Arbeit

Wie angenehm es ist, wenn man hin und wieder von außen bestätigt bekommt, nicht völlig auf dem Holzweg zu sein! Im März 2023 erschien in der britischen BBC ein Artikel mit der Überschrift: „Isle of Wight cow ‚faking sleep‘ attracts global sympathy“. Kaum eine Zeitung, kaum ein Sender stürzte sich nicht auf diese erbauliche proletarische Fabel: Der Milchkuh Doris war ein mehrfacher Coup geglückt. Zunächst hatte sie sich vor der Arbeit gedrückt, indem sie sich schlafend gestellt hatte – nicht lange unbemerkt von ihrem Milchbauern, John Brodie. Sie war schließlich zur Heldin einer Erzählung geworden, in der Worte wie „Arbeit“ oder auch „Streik“ nicht mehr ganz selbstverständlich nur menschlichen Akteur:innen zugeschrieben wurden, da und dort freilich mit Anführungsstrichen versehen – wissend, dass man eigentlich nicht alleine streiken kann. John Brodie erzählte mit aufrichtiger Wertschätzung und einer Art Stolz von seiner aufmüpfigen Kuh; als wäre er nicht ihr Chef, sondern ihr Kollege. Das bisschen Milch, das Doris an dem Morgen sonst wohl gegeben hätte, stand in keinem Verhältnis zu dem sozialen Kapital, das sich aus ihrer Geschichte ziehen ließ. Bauer Brodie schickte ein Video von Doris an seine Frau und die teilte es auf TikTok. Die Brodies machten also Doris berühmt und umgekehrt. Ich hatte zu diesem Zeitpunkt schon unrühmliche zweieinhalb Jahre an einem Roman über arbeitende und die Arbeit verweigernde Tiere geschrieben und konnte die Bestärkung durch die wahre Geschichte von Doris’ heiterer Querulanz – und durch die Weise, wie davon berichtet wurde – gut gebrauchen.

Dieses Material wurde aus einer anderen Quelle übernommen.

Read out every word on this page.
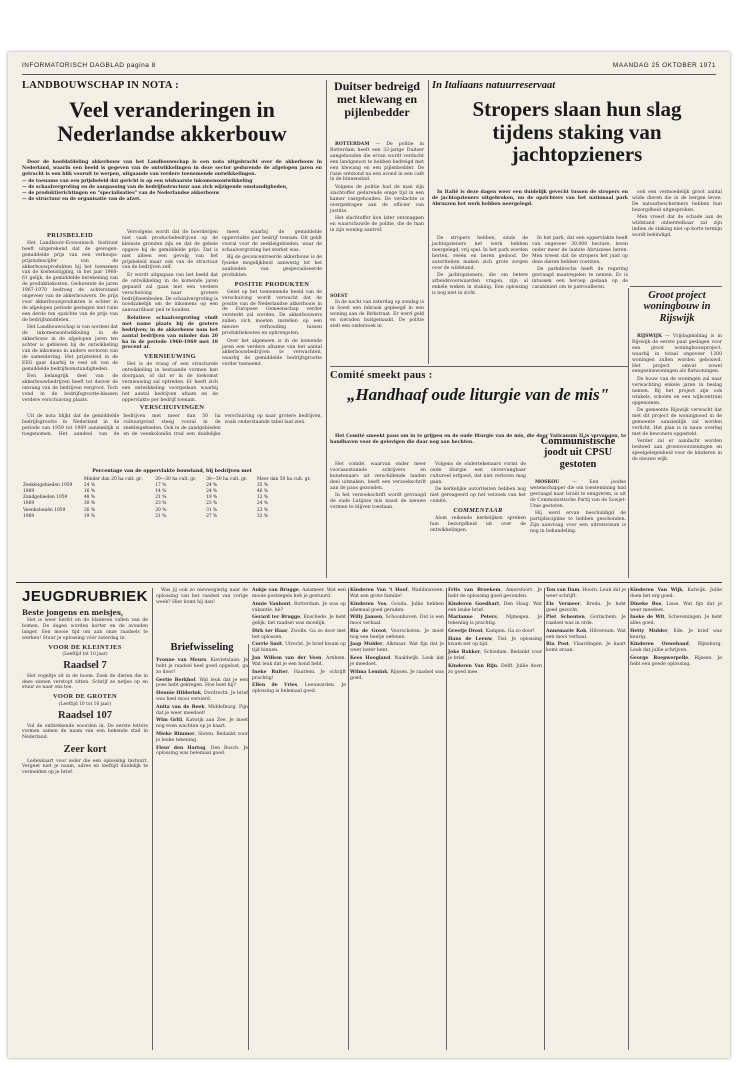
INFORMATORISCH DAGBLAD pagina 8	MAANDAG 25 OKTOBER 1971
LANDBOUWSCHAP IN NOTA :
Veel veranderingen in
Nederlandse akkerbouw

Door de hoofdafdeling akkerbouw van het Landbouwschap is een nota uitgebracht over de akkerbouw in Nederland, waarin een beeld is gegeven van de ontwikkelingen in deze sector gedurende de afgelopen jaren en getracht is een blik vooruit te werpen, uitgaande van verdere toenemende ontwikkelingen.

— de toename van een prijsbeleid dat gericht is op een wisbaarste inkomensontwikkeling
— de schaalvergroting en de aanpassing van de bedrijfsstructuur aan zich wijzigende omstandigheden,
— de produktierichtingen en "specialisaties" van de Nederlandse akkerbouw
— de structuur en de organisatie van de afzet.
PRIJSBELEID

Het Landbouw-Economisch Instituut heeft uitgerekend dat de gewogen-gemiddelde prijs van een verkoops-prijsindexcijfer van de akkerbouwprodukten bij het toenemen van de kostenstijging, in het jaar 1960-61 gelijk, de gemiddelde berekening van de produktiekosten. Gedurende de jaren 1967-1970 bedroeg de achterstand ongeveer van de akkerbouwers. De prijs voor akkerbouwprodukten is echter in de afgelopen periode gestegen met ruim een derde ten opzichte van de prijs van de bedrijfsmiddelen.

Het Landbouwschap is van oordeel dat de inkomensontwikkeling in de akkerbouw in de afgelopen jaren ten achter is gebleven bij de ontwikkeling van de inkomens in andere sectoren van de samenleving. Het prijsbeleid in de EEG gaat daarbij te veel uit van de gemiddelde bedrijfsomstandigheden.

Een belangrijk deel van de akkerbouwbedrijven heeft tot dusver de omvang van de bedrijven vergroot. Toch vond in de bedrijfsgrootte-klassen verdere verschuiving plaats.

Vervolgens wordt dat de boerderijen niet vaak productiebedrijven op de kleinste gronden zijn en dat de gehele opgave bij de gemiddelde prijs. Dat is niet alleen een gevolg van het prijsbeleid maar ook van de structuur van de bedrijven zelf.

Er wordt uitgegaan van het beeld dat de ontwikkeling in de komende jaren gepaard zal gaan met een verdere verschuiving naar grotere bedrijfseenheden. De schaalvergroting is noodzakelijk om de inkomens op een aanvaardbaar peil te houden.

Relatieve schaalvergroting vindt met name plaats bij de grotere bedrijven; in de akkerbouw nam het aantal bedrijven van minder dan 20 ha in de periode 1960-1969 met 18 procent af.

VERNIEUWING

Het is de vraag of een structurele ontwikkeling in bestaande vormen kan doorgaan, of dat er in de toekomst vernieuwing zal optreden. Er heeft zich een ontwikkeling voorgedaan waarbij het aantal bedrijven afnam en de oppervlakte per bedrijf toenam.

meer, waarbij de gemiddelde oppervlakte per bedrijf toenam. Dit geldt vooral voor de zeekleigebieden, waar de schaalvergroting het sterkst was.

Bij de geconcentreerde akkerbouw is de fysieke mogelijkheid aanwezig tot het aanbieden van gespecialiseerde produkten.

POSITIE PRODUKTEN

Gelet op het toenemende beeld van de verschuiving wordt verwacht dat de positie van de Nederlandse akkerbouw in de Europese Gemeenschap verder versterkt zal worden. De akkerbouwers zullen zich moeten instellen op een nieuwe verhouding tussen produktiekosten en opbrengsten.

Over het algemeen is in de komende jaren een verdere afname van het aantal akkerbouwbedrijven te verwachten, waarbij de gemiddelde bedrijfsgrootte verder toeneemt.

VERSCHUIVINGEN

Uit de nota blijkt dat de gemiddelde bedrijfsgrootte in Nederland in de periode van 1959 tot 1969 aanzienlijk is toegenomen. Het aandeel van de bedrijven met meer dan 50 ha cultuurgrond steeg vooral in de zeekleigebieden. Ook in de zandgebieden en de veenkoloniën trad een duidelijke verschuiving op naar grotere bedrijven, zoals onderstaande tabel laat zien.

Percentage van de oppervlakte bouwland, bij bedrijven met
	Minder dan 20 ha cult. gr.	20—30 ha cult. gr.	30—50 ha cult. gr.	Meer dan 50 ha cult. gr.
Zeekleigebieden 1959	24 %	17 %	24 %	35 %
1969	16 %	14 %	24 %	46 %
Zandgebieden 1959	48 %	21 %	19 %	12 %
1969	30 %	23 %	23 %	24 %
Veenkoloniën 1959	26 %	20 %	31 %	23 %
1969	19 %	21 %	27 %	33 %
Duitser bedreigd met klewang en pijlenbedder

ROTTERDAM — De politie in Rotterdam heeft een 32-jarige Duitser aangehouden die ervan wordt verdacht een landgenoot te hebben bedreigd met een klewang en een pijlenbedder. De ruzie ontstond na een avond in een café in de binnenstad.

Volgens de politie had de man zijn slachtoffer gedurende enige tijd in een kamer vastgehouden. De verdachte is overgedragen aan de officier van justitie.

Het slachtoffer kon later ontsnappen en waarschuwde de politie, die de man in zijn woning aantrof.

SOEST

In de nacht van zaterdag op zondag is in Soest een inbraak gepleegd in een woning aan de Birkstraat. Er werd geld en sieraden buitgemaakt. De politie stelt een onderzoek in.

In Italiaans natuurreservaat
Stropers slaan hun slag
tijdens staking van
jachtopzieners

In Italië is deze dagen weer een duidelijk gevecht tussen de stropers en de jachtopzieners uitgebroken, nu de opzichters van het nationaal park Abruzzen het werk hebben neergelegd.

De stropers hebben, sinds de jachtopzieners het werk hebben neergelegd, vrij spel. In het park worden herten, reeën en beren gedood. De autoriteiten maken zich grote zorgen over de wildstand.

De jachtopzieners, die om betere arbeidsvoorwaarden vragen, zijn al enkele weken in staking. Een oplossing is nog niet in zicht.

In het park, dat een oppervlakte heeft van ongeveer 30.000 hectare, leven onder meer de laatste Abruzzese beren. Men vreest dat de stropers het juist op deze dieren hebben voorzien.

De parkdirectie heeft de regering gevraagd maatregelen te nemen. Er is intussen een beroep gedaan op de carabinieri om te patrouilleren.

ook een vermoedelijk groot aantal wilde dieren die in de bergen leven. De natuurbeschermers hebben hun bezorgdheid uitgesproken.

Men vreest dat de schade aan de wildstand onherstelbaar zal zijn indien de staking niet op korte termijn wordt beëindigd.

Groot project woningbouw in Rijswijk

RIJSWIJK — Vrijdagmiddag is in Rijswijk de eerste paal geslagen voor een groot woningbouwproject, waarbij in totaal ongeveer 1200 woningen zullen worden gebouwd. Het project omvat zowel eengezinswoningen als flatwoningen.

De bouw van de woningen zal naar verwachting enkele jaren in beslag nemen. Bij het project zijn ook winkels, scholen en een wijkcentrum opgenomen.

De gemeente Rijswijk verwacht dat met dit project de woningnood in de gemeente aanzienlijk zal worden verlicht. Het plan is in nauw overleg met de bewoners opgesteld.

Verder zal er aandacht worden besteed aan groenvoorzieningen en speelgelegenheid voor de kinderen in de nieuwe wijk.

Comité smeekt paus :
„Handhaaf oude liturgie van de mis"

Het Comité smeekt paus om in te grijpen en de oude liturgie van de mis, die door Vaticanum II is vervangen, te handhaven voor de gelovigen die daar nog aan hechten.

Het comité, waarvan onder meer vooraanstaande schrijvers en kunstenaars uit verschillende landen deel uitmaken, heeft een verzoekschrift aan de paus gezonden.

In het verzoekschrift wordt gevraagd de oude Latijnse mis naast de nieuwe vormen te blijven toestaan.

Volgens de ondertekenaars vormt de oude liturgie een onvervangbaar cultureel erfgoed, dat niet verloren mag gaan.

De kerkelijke autoriteiten hebben nog niet gereageerd op het verzoek van het comité.

COMMENTAAR

Alom reikende kerkelijken spreken hun bezorgdheid uit over de ontwikkelingen.

Communistische joodt uit CPSU gestoten

MOSKOU — Een joodse wetenschapper die om toestemming had gevraagd naar Israël te emigreren, is uit de Communistische Partij van de Sowjet-Unie gestoten.

Hij werd ervan beschuldigd de partijdiscipline te hebben geschonden. Zijn aanvraag voor een uitreisvisum is nog in behandeling.

JEUGDRUBRIEK
Beste jongens en meisjes,

Het is weer herfst en de bladeren vallen van de bomen. De dagen worden korter en de avonden langer. Een mooie tijd om aan onze raadsels te werken! Stuur je oplossing vóór zaterdag in.

VOOR DE KLEINTJES
(Leeftijd tot 10 jaar)
Raadsel 7

Het vogeltje zit in de boom. Zoek de dieren die in deze zinnen verstopt zitten. Schrijf ze netjes op en stuur ze naar ons toe.

VOOR DE GROTEN
(Leeftijd 10 tot 16 jaar)
Raadsel 107

Vul de ontbrekende woorden in. De eerste letters vormen samen de naam van een bekende stad in Nederland.

Zeer kort

Ledenkaart voor ieder die een oplossing instuurt. Vergeet niet je naam, adres en leeftijd duidelijk te vermelden op je brief.

Was jij ook zo nieuwsgierig naar de oplossing van het raadsel van vorige week? Hier komt hij dan!

Briefwisseling
Yvonne van Meurs, Kievietslaan. Je hebt je raadsel heel goed opgelost, ga zo door!
Gertie Berkhof. Wat leuk dat je een poes hebt gekregen. Hoe heet hij?
Hennie Hilderink, Dordrecht. Je brief was heel mooi versierd.
Anita van de Beek, Middelburg. Fijn dat je weer meedoet!
Wim Gritl, Katwijk aan Zee. Je moet nog even wachten op je kaart.
Mieke Rimmer, Sloten. Bedankt voor je leuke tekening.
Fleur den Hartog, Den Bosch. Je oplossing was helemaal goed.
Aukje van Brugge, Aalsmeer. Wat een mooie postzegels heb je gestuurd.
Annie Vanhout, Rotterdam. Je was op vakantie, hè?
Gerard ter Brugge, Enschede. Je hebt gelijk, het raadsel was moeilijk.
Dirk ter Haar, Zwolle. Ga zo door met het oplossen.
Corrie Smit, Utrecht. Je brief kwam op tijd binnen.
Jan Willem van der Veen, Arnhem. Wat leuk dat je een hond hebt.
Ineke Ruiter, Haarlem. Je schrijft prachtig!
Ellen de Vries, Leeuwarden. Je oplossing is helemaal goed.
Kinderen Van 't Hoof, Waddinxveen. Wat een grote familie!
Kinderen Vos, Gouda. Jullie hebben allemaal goed geraden.
Willy Jansen, Schoonhoven. Dat is een mooi verhaal.
Ria de Groot, Voorschoten. Je moet nog een beetje oefenen.
Jaap Mulder, Alkmaar. Wat fijn dat je weer beter bent.
Kees Hoogland, Naaldwijk. Leuk dat je meedoet.
Wilma Lemink, Rijssen. Je raadsel was goed.
Frits van Broekem, Amersfoort. Je hebt de oplossing goed gevonden.
Kinderen Goedhart, Den Haag. Wat een leuke brief.
Marianne Peters, Nijmegen. Je tekening is prachtig.
Greetje Drost, Kampen. Ga zo door!
Hans de Leeuw, Tiel. Je oplossing kwam net op tijd.
Joke Bakker, Schiedam. Bedankt voor je brief.
Kinderen Van Rijn, Delft. Jullie doen zo goed mee.
Ton van Dam, Hoorn. Leuk dat je weer schrijft.
Els Vermeer, Breda. Je hebt goed gezocht.
Piet Schouten, Gorinchem. Je raadsel was in orde.
Annemarie Kok, Hilversum. Wat een mooi verhaal.
Ria Post, Vlaardingen. Je kaart komt eraan.
Kinderen Van Wijk, Katwijk. Jullie doen het erg goed.
Dineke Bos, Lisse. Wat fijn dat je weer meedoet.
Ineke de Wit, Scheveningen. Je hebt alles goed.
Hetty Mulder, Ede. Je brief was keurig.
Kinderen Ouwehand, Rijnsburg. Leuk dat jullie schrijven.
George Roepwerpelle, Rijssen. Je hebt een goede oplossing.
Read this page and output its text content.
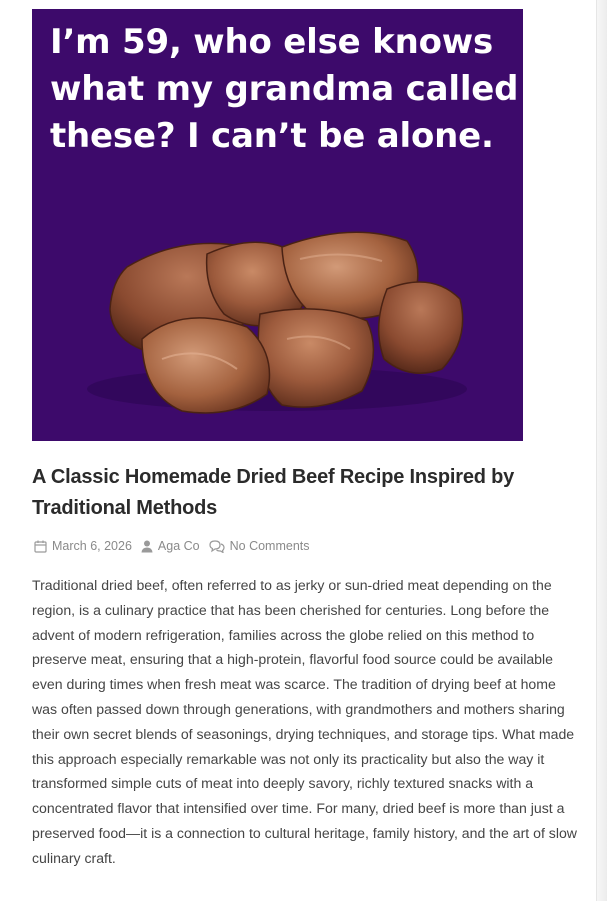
I’m 59, who else knows what my grandma called these? I can’t be alone.

A Classic Homemade Dried Beef Recipe Inspired by Traditional Methods
March 6, 2026 Aga Co No Comments

Traditional dried beef, often referred to as jerky or sun-dried meat depending on the region, is a culinary practice that has been cherished for centuries. Long before the advent of modern refrigeration, families across the globe relied on this method to preserve meat, ensuring that a high-protein, flavorful food source could be available even during times when fresh meat was scarce. The tradition of drying beef at home was often passed down through generations, with grandmothers and mothers sharing their own secret blends of seasonings, drying techniques, and storage tips. What made this approach especially remarkable was not only its practicality but also the way it transformed simple cuts of meat into deeply savory, richly textured snacks with a concentrated flavor that intensified over time. For many, dried beef is more than just a preserved food—it is a connection to cultural heritage, family history, and the art of slow culinary craft.
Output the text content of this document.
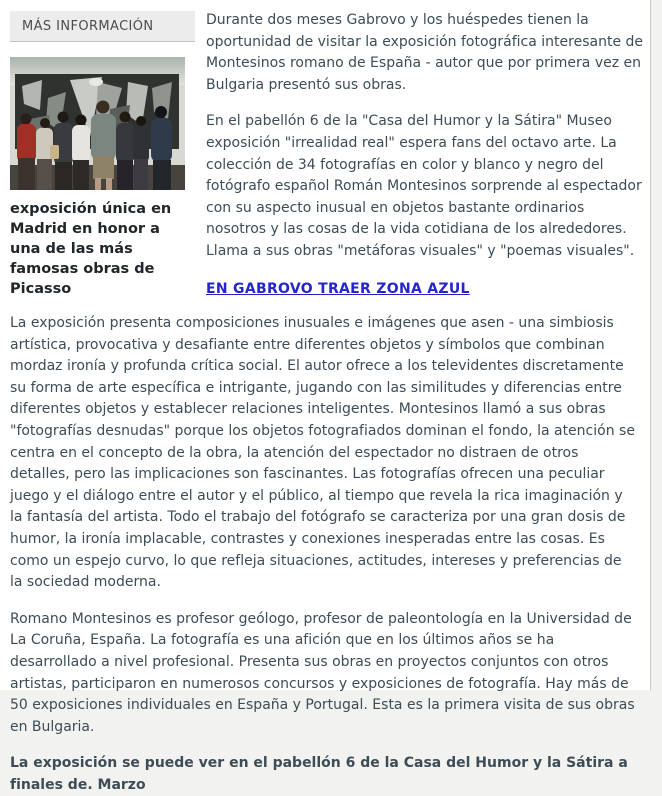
MÁS INFORMACIÓN
exposición única en Madrid en honor a una de las más famosas obras de Picasso

Durante dos meses Gabrovo y los huéspedes tienen la oportunidad de visitar la exposición fotográfica interesante de Montesinos romano de España - autor que por primera vez en Bulgaria presentó sus obras.

En el pabellón 6 de la "Casa del Humor y la Sátira" Museo exposición "irrealidad real" espera fans del octavo arte. La colección de 34 fotografías en color y blanco y negro del fotógrafo español Román Montesinos sorprende al espectador con su aspecto inusual en objetos bastante ordinarios nosotros y las cosas de la vida cotidiana de los alrededores. Llama a sus obras "metáforas visuales" y "poemas visuales".

EN GABROVO TRAER ZONA AZUL

La exposición presenta composiciones inusuales e imágenes que asen - una simbiosis artística, provocativa y desafiante entre diferentes objetos y símbolos que combinan mordaz ironía y profunda crítica social. El autor ofrece a los televidentes discretamente su forma de arte específica e intrigante, jugando con las similitudes y diferencias entre diferentes objetos y establecer relaciones inteligentes. Montesinos llamó a sus obras "fotografías desnudas" porque los objetos fotografiados dominan el fondo, la atención se centra en el concepto de la obra, la atención del espectador no distraen de otros detalles, pero las implicaciones son fascinantes. Las fotografías ofrecen una peculiar juego y el diálogo entre el autor y el público, al tiempo que revela la rica imaginación y la fantasía del artista. Todo el trabajo del fotógrafo se caracteriza por una gran dosis de humor, la ironía implacable, contrastes y conexiones inesperadas entre las cosas. Es como un espejo curvo, lo que refleja situaciones, actitudes, intereses y preferencias de la sociedad moderna.

Romano Montesinos es profesor geólogo, profesor de paleontología en la Universidad de La Coruña, España. La fotografía es una afición que en los últimos años se ha desarrollado a nivel profesional. Presenta sus obras en proyectos conjuntos con otros artistas, participaron en numerosos concursos y exposiciones de fotografía. Hay más de 50 exposiciones individuales en España y Portugal. Esta es la primera visita de sus obras en Bulgaria.

La exposición se puede ver en el pabellón 6 de la Casa del Humor y la Sátira a finales de. Marzo
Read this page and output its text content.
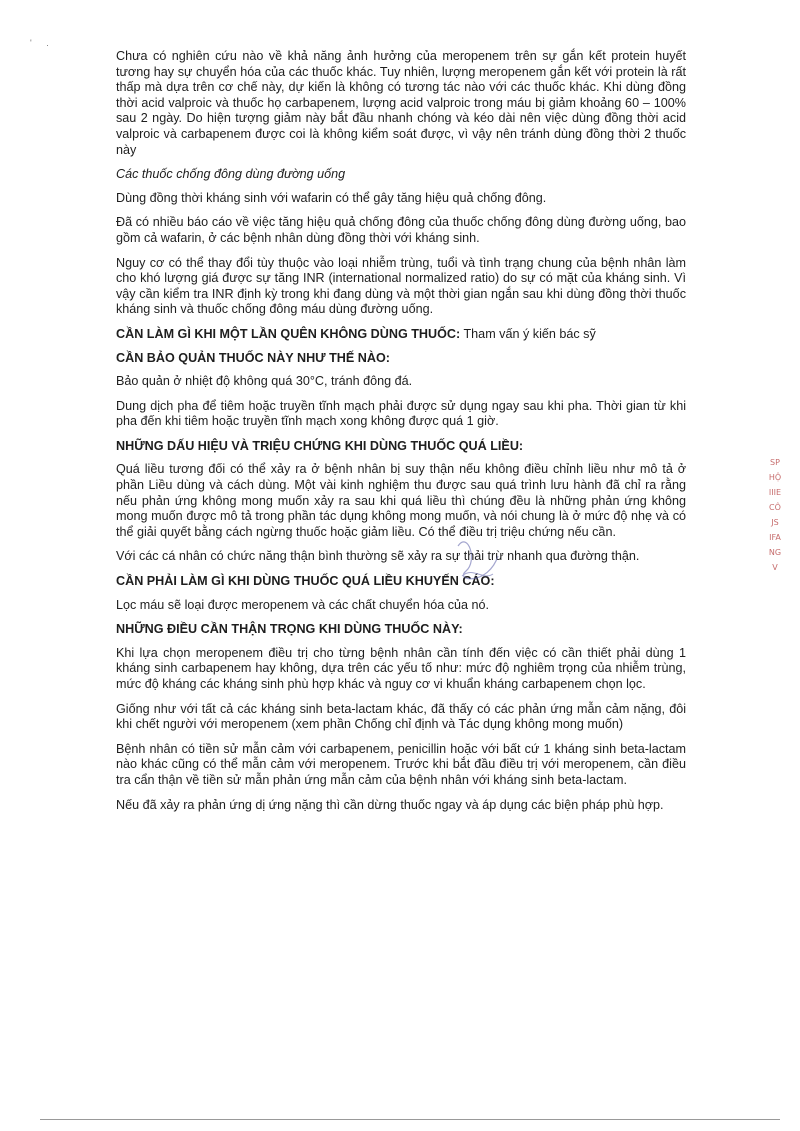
' .

Chưa có nghiên cứu nào về khả năng ảnh hưởng của meropenem trên sự gắn kết protein huyết tương hay sự chuyển hóa của các thuốc khác. Tuy nhiên, lượng meropenem gắn kết với protein là rất thấp mà dựa trên cơ chế này, dự kiến là không có tương tác nào với các thuốc khác. Khi dùng đồng thời acid valproic và thuốc họ carbapenem, lượng acid valproic trong máu bị giảm khoảng 60 – 100% sau 2 ngày. Do hiện tượng giảm này bắt đầu nhanh chóng và kéo dài nên việc dùng đồng thời acid valproic và carbapenem được coi là không kiểm soát được, vì vậy nên tránh dùng đồng thời 2 thuốc này

Các thuốc chống đông dùng đường uống

Dùng đồng thời kháng sinh với wafarin có thể gây tăng hiệu quả chống đông.

Đã có nhiều báo cáo về việc tăng hiệu quả chống đông của thuốc chống đông dùng đường uống, bao gồm cả wafarin, ở các bệnh nhân dùng đồng thời với kháng sinh.

Nguy cơ có thể thay đổi tùy thuộc vào loại nhiễm trùng, tuổi và tình trạng chung của bệnh nhân làm cho khó lượng giá được sự tăng INR (international normalized ratio) do sự có mặt của kháng sinh. Vì vậy cần kiểm tra INR định kỳ trong khi đang dùng và một thời gian ngắn sau khi dùng đồng thời thuốc kháng sinh và thuốc chống đông máu dùng đường uống.

CẦN LÀM GÌ KHI MỘT LẦN QUÊN KHÔNG DÙNG THUỐC: Tham vấn ý kiến bác sỹ

CẦN BẢO QUẢN THUỐC NÀY NHƯ THẾ NÀO:

Bảo quản ở nhiệt độ không quá 30°C, tránh đông đá.

Dung dịch pha để tiêm hoặc truyền tĩnh mạch phải được sử dụng ngay sau khi pha. Thời gian từ khi pha đến khi tiêm hoặc truyền tĩnh mạch xong không được quá 1 giờ.

NHỮNG DẤU HIỆU VÀ TRIỆU CHỨNG KHI DÙNG THUỐC QUÁ LIỀU:

Quá liều tương đối có thể xảy ra ở bệnh nhân bị suy thận nếu không điều chỉnh liều như mô tả ở phần Liều dùng và cách dùng. Một vài kinh nghiệm thu được sau quá trình lưu hành đã chỉ ra rằng nếu phản ứng không mong muốn xảy ra sau khi quá liều thì chúng đều là những phản ứng không mong muốn được mô tả trong phần tác dụng không mong muốn, và nói chung là ở mức độ nhẹ và có thể giải quyết bằng cách ngừng thuốc hoặc giảm liều. Có thể điều trị triệu chứng nếu cần.

Với các cá nhân có chức năng thận bình thường sẽ xảy ra sự thải trừ nhanh qua đường thận.

CẦN PHẢI LÀM GÌ KHI DÙNG THUỐC QUÁ LIỀU KHUYẾN CÁO:

Lọc máu sẽ loại được meropenem và các chất chuyển hóa của nó.

NHỮNG ĐIỀU CẦN THẬN TRỌNG KHI DÙNG THUỐC NÀY:

Khi lựa chọn meropenem điều trị cho từng bệnh nhân cần tính đến việc có cần thiết phải dùng 1 kháng sinh carbapenem hay không, dựa trên các yếu tố như: mức độ nghiêm trọng của nhiễm trùng, mức độ kháng các kháng sinh phù hợp khác và nguy cơ vi khuẩn kháng carbapenem chọn lọc.

Giống như với tất cả các kháng sinh beta-lactam khác, đã thấy có các phản ứng mẫn cảm nặng, đôi khi chết người với meropenem (xem phần Chống chỉ định và Tác dụng không mong muốn)

Bệnh nhân có tiền sử mẫn cảm với carbapenem, penicillin hoặc với bất cứ 1 kháng sinh beta-lactam nào khác cũng có thể mẫn cảm với meropenem. Trước khi bắt đầu điều trị với meropenem, cần điều tra cẩn thận về tiền sử mẫn phản ứng mẫn cảm của bệnh nhân với kháng sinh beta-lactam.

Nếu đã xảy ra phản ứng dị ứng nặng thì cần dừng thuốc ngay và áp dụng các biện pháp phù hợp.

SP
HỘ
IIIE
CÔ
JS
IFA
NG
V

Vielleicht finden kommende Revolutionen, kommende Kämpfe um soziale Gerechtigkeit, nicht ausschließlich auf städtischen Straßen und vor Autohäusern statt, an ihre Unabhängigkeit verteidigenden Universitäten oder in der Stille einer Bibliothek, wo soeben verbotene Bücher in den Regalen verbleiben. Sondern auch auf Zuchtstationen, in Mastbetrieben und in Hühnerfarmen, oder, wer weiß, in Baumschulen. Das Tier- und Pflanzenproletariat, mit seinen Krallen, Wurzeln, Hufen, Blättern, Knospen, seinen Nage- und Reißzähnen, seinen Nestern, Bauen, Kobeln und Kronen und Käfigen hätte jedenfalls allen Grund, für bessere Arbeitsbedingungen einzustehen. Den menschlichen Arbeiter:innen soll das nicht zum Nachteil gereichen, ganz im Gegenteil. Auch wenn Doris gewiss am nächsten Morgen wieder aufgestanden und zum Melkgeschirr gegangen ist, wenn keine der anderen Kühe im Stall sich ein Beispiel an ihrer Verweigerung zu nehmen gewagt hat und das Molkereipersonal nicht auf die Barrikaden gegangen ist, die Katzen im Stall weiter Mäuse jagen, die Schweine Trüffel und gut ausgebildete Hunde Tafelenten und Drogendealer, so kann Doris’ Schlaf der Gerechten doch immerhin als eine unverhoffte Gemahnung an das eigene Widerstandspotential begriffen werden.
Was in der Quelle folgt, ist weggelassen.